After the 1763 Treaty of Paris, the tribe left Tunica Bayou after coming in conflict with British forces and allied themselves with the Spanish who had just taken control of New Orleans. In 1764 they settled on the east side of the Mississippi River near Pointe Coupée. Approximately twenty years later the Tunicas moved to the interior of Spanish Louisiana in present-day Avoyelles Parish. Since the 1780s the tribe’s main settlement has remained in Marksville, Louisiana.
Where does the Tunica-Biloxi Tribe live today?
In the early twentieth century, the Tunicas merged with several other historical Louisiana tribes, including the Biloxi, Ofo, and Choctaw Tribes.

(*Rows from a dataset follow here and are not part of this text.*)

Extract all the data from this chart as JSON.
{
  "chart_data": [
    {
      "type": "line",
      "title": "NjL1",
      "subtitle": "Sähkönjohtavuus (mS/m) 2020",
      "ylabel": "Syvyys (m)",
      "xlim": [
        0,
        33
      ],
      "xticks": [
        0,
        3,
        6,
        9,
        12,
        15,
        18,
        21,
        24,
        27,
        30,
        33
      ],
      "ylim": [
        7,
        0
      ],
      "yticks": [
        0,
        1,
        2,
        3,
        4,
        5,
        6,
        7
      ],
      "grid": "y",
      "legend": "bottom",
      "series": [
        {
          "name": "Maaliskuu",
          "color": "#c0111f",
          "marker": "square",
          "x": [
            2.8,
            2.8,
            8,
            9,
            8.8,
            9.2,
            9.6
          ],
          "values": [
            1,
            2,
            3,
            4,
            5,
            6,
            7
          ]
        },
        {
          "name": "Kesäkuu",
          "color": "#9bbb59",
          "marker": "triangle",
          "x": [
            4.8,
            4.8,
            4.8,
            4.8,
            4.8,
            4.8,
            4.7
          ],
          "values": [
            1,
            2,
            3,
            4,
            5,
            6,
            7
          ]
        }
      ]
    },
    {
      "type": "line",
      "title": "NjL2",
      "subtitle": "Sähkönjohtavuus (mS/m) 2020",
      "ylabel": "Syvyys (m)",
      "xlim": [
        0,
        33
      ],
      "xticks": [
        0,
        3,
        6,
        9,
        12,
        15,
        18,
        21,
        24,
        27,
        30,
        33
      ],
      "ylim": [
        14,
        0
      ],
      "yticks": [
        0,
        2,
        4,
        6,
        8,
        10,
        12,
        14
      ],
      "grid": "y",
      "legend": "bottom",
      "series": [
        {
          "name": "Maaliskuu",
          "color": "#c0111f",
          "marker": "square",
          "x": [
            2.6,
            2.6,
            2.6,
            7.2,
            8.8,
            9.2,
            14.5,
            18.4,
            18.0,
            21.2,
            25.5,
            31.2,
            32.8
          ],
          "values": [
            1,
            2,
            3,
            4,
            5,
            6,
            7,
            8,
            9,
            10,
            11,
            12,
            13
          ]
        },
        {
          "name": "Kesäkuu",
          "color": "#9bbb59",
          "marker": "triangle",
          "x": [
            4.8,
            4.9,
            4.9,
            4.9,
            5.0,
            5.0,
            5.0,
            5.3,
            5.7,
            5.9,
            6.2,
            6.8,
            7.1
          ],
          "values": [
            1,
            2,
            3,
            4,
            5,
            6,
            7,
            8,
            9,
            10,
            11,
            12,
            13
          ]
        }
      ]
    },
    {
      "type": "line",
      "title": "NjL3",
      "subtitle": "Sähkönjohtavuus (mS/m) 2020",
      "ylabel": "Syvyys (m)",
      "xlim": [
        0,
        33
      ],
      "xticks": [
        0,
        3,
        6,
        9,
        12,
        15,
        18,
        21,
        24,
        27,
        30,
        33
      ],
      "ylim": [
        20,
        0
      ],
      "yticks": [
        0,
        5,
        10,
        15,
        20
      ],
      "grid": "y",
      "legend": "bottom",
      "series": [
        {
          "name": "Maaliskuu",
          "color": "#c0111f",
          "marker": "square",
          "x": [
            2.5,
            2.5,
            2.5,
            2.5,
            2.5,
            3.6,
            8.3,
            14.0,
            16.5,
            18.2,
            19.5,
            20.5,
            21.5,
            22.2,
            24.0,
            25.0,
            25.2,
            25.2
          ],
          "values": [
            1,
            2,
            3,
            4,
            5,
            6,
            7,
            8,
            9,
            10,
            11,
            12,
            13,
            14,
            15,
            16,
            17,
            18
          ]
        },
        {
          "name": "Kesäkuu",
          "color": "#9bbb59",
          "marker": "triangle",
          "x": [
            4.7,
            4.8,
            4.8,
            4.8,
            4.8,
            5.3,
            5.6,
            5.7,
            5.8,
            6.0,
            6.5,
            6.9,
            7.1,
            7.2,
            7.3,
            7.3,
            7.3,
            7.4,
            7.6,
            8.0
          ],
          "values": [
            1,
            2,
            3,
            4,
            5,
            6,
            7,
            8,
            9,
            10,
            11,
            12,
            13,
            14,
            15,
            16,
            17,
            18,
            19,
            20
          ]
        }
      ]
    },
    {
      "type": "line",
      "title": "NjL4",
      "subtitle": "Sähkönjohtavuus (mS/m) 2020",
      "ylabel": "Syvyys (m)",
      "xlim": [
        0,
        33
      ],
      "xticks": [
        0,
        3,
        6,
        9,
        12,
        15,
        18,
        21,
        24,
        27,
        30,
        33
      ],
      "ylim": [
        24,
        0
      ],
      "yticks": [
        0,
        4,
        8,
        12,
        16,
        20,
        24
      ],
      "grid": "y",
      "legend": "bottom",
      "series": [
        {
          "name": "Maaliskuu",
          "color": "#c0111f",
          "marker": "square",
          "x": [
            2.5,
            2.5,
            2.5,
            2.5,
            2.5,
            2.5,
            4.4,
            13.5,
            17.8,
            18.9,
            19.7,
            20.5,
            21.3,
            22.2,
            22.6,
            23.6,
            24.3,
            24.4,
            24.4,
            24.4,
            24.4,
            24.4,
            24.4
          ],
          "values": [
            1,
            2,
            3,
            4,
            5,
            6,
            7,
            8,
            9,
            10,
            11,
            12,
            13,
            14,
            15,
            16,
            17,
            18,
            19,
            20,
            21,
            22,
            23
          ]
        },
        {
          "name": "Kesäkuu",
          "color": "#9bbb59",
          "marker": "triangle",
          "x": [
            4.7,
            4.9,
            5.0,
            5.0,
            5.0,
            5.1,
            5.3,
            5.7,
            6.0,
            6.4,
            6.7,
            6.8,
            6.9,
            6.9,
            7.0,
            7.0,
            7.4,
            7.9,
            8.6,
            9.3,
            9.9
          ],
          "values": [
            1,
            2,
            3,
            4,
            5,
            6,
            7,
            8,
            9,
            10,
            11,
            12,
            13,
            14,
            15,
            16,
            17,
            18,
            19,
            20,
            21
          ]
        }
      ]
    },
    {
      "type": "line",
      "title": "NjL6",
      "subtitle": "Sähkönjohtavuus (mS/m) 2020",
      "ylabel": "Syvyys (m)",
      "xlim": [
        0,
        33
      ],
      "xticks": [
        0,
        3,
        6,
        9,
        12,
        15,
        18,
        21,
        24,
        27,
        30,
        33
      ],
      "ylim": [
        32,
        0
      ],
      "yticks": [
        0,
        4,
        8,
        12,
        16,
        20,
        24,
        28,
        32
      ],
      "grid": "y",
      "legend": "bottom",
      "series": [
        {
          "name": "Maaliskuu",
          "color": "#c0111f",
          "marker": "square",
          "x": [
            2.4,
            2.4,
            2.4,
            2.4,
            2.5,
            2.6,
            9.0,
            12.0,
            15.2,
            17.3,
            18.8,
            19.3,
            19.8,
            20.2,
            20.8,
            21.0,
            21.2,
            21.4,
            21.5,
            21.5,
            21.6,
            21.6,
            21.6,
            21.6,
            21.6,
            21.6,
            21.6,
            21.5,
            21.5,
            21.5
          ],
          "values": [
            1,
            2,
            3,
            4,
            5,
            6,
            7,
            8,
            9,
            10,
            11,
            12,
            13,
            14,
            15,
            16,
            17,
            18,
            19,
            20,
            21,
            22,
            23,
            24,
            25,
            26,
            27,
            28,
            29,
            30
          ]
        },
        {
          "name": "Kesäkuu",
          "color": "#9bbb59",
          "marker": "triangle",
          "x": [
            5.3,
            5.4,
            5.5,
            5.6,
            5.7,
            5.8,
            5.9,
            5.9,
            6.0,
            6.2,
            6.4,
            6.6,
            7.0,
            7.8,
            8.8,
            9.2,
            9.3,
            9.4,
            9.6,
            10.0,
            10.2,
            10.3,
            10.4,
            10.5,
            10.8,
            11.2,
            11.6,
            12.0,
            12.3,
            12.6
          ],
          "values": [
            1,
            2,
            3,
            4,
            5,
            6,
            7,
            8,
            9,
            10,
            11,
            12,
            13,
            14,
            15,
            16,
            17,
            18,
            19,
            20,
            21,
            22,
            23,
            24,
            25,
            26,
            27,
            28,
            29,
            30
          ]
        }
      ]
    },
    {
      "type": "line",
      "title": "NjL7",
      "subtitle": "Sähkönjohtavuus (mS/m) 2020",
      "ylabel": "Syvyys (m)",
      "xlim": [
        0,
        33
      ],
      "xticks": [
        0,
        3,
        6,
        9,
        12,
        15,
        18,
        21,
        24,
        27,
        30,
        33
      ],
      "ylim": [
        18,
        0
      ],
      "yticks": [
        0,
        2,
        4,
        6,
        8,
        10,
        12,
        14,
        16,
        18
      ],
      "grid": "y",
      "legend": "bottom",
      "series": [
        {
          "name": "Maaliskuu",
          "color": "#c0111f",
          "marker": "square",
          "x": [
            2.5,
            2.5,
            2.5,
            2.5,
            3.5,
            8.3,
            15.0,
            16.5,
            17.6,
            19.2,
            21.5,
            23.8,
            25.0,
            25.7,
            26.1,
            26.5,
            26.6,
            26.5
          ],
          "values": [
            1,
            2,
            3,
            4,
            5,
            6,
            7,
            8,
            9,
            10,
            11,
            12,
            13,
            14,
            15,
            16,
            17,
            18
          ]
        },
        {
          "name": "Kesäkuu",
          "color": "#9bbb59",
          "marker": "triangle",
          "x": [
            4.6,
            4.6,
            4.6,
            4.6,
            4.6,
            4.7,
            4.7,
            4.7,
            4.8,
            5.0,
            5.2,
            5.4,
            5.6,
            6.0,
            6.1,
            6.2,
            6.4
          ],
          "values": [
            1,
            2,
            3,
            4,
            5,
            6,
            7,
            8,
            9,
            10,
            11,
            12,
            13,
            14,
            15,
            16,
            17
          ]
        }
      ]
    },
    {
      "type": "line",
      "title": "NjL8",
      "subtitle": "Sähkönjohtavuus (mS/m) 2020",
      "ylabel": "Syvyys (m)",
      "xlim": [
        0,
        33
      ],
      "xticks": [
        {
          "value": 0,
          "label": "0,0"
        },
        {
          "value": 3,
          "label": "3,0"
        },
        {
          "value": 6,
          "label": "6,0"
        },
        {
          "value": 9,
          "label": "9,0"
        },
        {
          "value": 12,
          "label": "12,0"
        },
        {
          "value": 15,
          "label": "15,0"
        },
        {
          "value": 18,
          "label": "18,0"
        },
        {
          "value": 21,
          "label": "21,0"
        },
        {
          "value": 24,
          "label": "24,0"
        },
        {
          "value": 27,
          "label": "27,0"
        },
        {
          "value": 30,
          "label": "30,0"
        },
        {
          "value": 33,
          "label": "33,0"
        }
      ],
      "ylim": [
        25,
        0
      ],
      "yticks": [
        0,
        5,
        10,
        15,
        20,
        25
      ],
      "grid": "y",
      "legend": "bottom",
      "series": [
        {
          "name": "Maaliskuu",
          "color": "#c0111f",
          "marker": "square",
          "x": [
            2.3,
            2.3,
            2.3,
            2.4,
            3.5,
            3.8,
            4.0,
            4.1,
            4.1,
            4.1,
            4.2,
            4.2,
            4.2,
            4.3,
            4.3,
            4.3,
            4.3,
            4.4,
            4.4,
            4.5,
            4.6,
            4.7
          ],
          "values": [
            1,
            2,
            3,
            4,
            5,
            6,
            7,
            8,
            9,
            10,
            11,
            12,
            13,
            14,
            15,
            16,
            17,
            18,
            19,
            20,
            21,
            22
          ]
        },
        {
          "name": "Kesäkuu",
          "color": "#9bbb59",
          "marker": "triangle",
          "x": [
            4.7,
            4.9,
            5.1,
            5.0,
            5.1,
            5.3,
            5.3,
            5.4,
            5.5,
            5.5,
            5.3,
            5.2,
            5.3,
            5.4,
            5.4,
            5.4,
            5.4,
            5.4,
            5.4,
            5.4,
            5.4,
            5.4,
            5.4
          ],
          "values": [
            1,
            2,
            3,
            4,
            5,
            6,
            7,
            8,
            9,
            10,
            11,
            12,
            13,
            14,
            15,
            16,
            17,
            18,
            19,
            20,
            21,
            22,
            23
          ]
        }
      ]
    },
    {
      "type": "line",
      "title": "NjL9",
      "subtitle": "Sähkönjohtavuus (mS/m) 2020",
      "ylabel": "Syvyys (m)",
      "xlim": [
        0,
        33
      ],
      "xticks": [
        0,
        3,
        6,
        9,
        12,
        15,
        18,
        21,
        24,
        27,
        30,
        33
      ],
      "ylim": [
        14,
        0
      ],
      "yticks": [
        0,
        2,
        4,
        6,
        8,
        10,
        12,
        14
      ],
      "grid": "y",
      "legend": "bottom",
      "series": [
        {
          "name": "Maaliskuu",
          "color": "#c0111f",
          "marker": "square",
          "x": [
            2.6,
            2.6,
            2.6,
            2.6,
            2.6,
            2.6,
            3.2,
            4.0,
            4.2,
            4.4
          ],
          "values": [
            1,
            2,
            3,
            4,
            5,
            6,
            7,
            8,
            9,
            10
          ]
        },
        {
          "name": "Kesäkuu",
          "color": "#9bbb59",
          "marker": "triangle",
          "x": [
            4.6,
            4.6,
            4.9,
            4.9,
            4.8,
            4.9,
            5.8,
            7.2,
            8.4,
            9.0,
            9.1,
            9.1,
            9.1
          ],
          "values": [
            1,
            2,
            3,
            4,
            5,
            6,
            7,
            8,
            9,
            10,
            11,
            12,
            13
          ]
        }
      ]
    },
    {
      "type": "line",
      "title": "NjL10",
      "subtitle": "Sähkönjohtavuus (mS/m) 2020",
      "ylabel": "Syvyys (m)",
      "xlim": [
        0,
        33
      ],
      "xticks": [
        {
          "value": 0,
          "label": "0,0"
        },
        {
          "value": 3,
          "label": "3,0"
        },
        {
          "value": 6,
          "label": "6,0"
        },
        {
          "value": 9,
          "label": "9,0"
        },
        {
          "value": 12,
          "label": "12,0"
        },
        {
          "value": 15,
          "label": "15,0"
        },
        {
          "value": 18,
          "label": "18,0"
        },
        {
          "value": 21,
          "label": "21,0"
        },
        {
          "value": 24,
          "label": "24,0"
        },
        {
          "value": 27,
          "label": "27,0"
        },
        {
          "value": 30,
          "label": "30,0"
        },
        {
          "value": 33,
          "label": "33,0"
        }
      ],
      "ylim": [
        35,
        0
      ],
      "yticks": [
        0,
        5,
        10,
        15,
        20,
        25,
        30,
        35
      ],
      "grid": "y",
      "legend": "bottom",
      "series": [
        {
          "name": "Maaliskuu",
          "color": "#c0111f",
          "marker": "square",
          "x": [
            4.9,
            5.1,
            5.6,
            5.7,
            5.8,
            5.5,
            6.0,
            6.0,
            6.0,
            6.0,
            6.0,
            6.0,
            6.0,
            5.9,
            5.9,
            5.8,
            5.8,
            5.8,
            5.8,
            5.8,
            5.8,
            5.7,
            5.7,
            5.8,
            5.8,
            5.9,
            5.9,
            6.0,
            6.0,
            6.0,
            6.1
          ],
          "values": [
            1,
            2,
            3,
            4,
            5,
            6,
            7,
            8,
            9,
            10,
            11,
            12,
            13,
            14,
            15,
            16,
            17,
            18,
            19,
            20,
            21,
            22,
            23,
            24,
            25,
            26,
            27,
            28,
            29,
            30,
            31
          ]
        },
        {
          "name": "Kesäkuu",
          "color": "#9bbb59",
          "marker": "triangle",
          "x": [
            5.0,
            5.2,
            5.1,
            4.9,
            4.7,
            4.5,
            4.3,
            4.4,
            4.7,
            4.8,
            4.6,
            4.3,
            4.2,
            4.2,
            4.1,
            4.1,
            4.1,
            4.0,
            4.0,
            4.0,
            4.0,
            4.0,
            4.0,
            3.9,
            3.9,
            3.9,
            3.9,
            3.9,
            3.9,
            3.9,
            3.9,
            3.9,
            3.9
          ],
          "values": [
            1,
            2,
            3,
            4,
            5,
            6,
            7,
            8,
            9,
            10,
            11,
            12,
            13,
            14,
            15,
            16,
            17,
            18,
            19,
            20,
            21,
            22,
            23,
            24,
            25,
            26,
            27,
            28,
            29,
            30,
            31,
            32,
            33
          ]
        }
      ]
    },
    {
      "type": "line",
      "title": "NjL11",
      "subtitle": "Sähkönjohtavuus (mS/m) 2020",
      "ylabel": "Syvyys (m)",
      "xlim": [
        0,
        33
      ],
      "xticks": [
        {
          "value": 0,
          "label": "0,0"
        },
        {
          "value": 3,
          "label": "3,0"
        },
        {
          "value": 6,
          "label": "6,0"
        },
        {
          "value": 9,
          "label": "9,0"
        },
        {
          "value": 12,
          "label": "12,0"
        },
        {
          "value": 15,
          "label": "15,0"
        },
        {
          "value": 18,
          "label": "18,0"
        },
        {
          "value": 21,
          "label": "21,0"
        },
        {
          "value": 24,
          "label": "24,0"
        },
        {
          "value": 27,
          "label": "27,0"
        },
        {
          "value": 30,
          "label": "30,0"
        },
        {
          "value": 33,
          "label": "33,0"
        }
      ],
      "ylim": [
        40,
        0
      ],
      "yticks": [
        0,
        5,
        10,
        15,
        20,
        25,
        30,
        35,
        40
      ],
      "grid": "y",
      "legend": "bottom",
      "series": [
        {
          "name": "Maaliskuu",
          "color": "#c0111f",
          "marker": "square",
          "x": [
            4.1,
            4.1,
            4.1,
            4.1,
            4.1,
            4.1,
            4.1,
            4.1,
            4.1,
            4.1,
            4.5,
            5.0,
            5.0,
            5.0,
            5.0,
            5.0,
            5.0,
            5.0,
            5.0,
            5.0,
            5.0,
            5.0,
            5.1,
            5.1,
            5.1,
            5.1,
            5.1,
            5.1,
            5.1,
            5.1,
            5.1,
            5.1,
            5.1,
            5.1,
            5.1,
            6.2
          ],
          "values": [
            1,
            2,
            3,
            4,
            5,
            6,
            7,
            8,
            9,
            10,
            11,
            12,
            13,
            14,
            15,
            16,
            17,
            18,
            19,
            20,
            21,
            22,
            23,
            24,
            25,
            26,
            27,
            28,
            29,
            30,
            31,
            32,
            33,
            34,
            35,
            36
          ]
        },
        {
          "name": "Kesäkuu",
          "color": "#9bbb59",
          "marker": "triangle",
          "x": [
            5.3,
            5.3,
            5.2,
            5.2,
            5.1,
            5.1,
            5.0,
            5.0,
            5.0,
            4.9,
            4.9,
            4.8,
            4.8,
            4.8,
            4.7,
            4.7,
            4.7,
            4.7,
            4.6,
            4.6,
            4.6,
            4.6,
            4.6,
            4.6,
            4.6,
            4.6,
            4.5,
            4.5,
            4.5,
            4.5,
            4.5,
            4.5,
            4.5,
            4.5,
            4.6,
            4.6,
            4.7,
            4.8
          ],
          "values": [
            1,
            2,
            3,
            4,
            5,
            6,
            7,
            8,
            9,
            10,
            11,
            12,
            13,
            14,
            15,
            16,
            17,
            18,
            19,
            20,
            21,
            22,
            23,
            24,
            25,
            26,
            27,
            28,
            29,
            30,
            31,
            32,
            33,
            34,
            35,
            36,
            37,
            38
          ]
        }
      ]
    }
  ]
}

The combined tribe received federal recognition in 1981, and today the Tunica-Biloxi Tribe is one of four federally recognized Native tribes in Louisiana. As of 2020 there are approximately fifteen hundred enrolled tribal members interspersed throughout Louisiana (40 percent), Texas (32 percent), Illinois (7 percent), and other parts of the United States (21 percent). The Tunica-Biloxi reservation is located just south of Marksville in east-central Louisiana. Tribal lands comprise approximately 1,717 acres of property in Avoyelles and Rapides Parishes.
The resilience of the Tunica-Biloxi to disease, warfare, displacement, and resettlement is a testament to the tribe’s collective ability to adapt to the social, cultural, and economic challenges that came with more than four hundred years of colonial activity. Their legacy as entrepreneurs, diplomats, and good neighbors continues today.